I. The Preface (1:1-4)

This prologue parallels the prologue to the fourth gospel. But whereas the Gospel emphasizes the deity and eternality of the Word (logos), the epistle lays its stress on the full humanity of the Word that became flesh and thus is the Word of life. Hence the Word both embodies and conveys the eternal life that is the basis of fellowship (koinonia) with the apostles (us”) and with God (v.3).

The key theme of 1 John is eternal life. As in the fourth gospel eternal life does not primarily refer to unending existence as a future hope, but to the “life of the age to come” that has become a reality in the present. The NT writers all declare that the age to come has broken into the present age in the person and work of Jesus Christ (see Ladd, 45ff.). Thus to be united with him is to experience this life here and now.

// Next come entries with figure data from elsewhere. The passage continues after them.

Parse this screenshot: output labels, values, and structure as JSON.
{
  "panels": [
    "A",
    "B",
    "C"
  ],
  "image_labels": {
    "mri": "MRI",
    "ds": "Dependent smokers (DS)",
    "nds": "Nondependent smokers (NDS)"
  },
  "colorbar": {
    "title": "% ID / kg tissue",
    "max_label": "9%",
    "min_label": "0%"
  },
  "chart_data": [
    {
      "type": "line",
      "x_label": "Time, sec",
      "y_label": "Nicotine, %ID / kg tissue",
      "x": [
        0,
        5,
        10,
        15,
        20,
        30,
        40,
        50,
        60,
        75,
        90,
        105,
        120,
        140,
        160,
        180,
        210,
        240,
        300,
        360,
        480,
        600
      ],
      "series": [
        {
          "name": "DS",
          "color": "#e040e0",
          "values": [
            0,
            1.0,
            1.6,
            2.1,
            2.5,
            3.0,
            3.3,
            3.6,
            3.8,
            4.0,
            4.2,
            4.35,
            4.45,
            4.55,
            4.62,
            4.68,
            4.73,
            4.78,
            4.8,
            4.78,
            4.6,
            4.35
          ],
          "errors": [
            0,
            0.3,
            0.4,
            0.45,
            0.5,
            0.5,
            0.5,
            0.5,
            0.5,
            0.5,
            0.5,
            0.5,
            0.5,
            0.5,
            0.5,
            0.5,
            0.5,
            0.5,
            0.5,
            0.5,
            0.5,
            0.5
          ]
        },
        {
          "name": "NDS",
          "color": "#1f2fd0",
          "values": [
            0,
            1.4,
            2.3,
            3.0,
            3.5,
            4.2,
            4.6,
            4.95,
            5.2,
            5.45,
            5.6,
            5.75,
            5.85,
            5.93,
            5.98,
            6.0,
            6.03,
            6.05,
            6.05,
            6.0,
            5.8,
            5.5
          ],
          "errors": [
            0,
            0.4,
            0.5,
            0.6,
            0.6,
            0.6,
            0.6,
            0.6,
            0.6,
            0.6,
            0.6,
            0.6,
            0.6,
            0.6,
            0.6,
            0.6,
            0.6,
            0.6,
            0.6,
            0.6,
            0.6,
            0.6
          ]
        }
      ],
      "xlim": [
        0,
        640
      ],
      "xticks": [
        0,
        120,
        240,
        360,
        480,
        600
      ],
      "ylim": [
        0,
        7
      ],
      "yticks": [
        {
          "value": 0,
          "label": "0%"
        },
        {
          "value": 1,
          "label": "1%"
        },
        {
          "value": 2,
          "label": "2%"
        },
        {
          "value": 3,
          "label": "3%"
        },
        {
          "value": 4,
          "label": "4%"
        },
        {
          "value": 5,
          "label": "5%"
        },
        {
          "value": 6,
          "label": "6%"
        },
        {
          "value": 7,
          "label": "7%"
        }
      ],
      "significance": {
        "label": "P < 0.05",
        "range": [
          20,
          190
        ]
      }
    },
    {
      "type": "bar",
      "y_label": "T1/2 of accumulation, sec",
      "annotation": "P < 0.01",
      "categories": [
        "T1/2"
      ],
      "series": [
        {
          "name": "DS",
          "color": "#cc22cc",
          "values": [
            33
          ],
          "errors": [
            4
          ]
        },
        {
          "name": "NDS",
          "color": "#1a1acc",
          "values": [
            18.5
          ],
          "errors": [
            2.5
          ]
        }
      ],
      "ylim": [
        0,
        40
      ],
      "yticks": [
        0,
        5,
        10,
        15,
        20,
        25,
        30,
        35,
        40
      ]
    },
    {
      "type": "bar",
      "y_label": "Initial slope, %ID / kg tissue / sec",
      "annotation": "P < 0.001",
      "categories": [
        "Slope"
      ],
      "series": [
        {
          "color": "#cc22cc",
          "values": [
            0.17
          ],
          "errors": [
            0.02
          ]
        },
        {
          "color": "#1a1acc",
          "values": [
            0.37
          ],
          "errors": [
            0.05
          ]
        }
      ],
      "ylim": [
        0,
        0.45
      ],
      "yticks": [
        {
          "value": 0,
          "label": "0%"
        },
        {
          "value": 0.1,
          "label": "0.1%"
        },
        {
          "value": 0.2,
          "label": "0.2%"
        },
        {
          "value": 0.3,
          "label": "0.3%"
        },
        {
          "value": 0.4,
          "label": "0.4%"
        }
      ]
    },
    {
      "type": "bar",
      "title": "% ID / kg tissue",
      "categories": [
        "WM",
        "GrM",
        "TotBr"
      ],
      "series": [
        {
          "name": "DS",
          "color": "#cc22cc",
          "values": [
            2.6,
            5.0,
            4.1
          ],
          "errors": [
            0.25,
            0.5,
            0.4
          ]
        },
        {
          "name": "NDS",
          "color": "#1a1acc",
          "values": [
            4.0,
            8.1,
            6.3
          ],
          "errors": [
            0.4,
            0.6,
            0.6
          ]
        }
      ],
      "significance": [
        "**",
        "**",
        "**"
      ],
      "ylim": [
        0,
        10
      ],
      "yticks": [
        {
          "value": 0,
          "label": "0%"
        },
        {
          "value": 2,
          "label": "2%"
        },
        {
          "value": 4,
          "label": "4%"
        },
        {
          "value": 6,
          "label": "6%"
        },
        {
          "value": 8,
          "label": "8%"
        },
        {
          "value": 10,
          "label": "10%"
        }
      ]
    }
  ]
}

The paragraph opens with a series of relative clauses, piled up to emphasize the reality of the Word become flesh. He was no mere appearance, as false teachers apparently insisted, but was subject to the empirical senses. He could be heard, seen, and touched: “to have handled was the conclusive proof of material reality” (Stott, 59).

That which was from the beginning here refers to the beginning of the Gospel, not the beginning of the universe (as Jn 1:1). John proclaims his own knowledge of it from personal contact with Jesus Christ.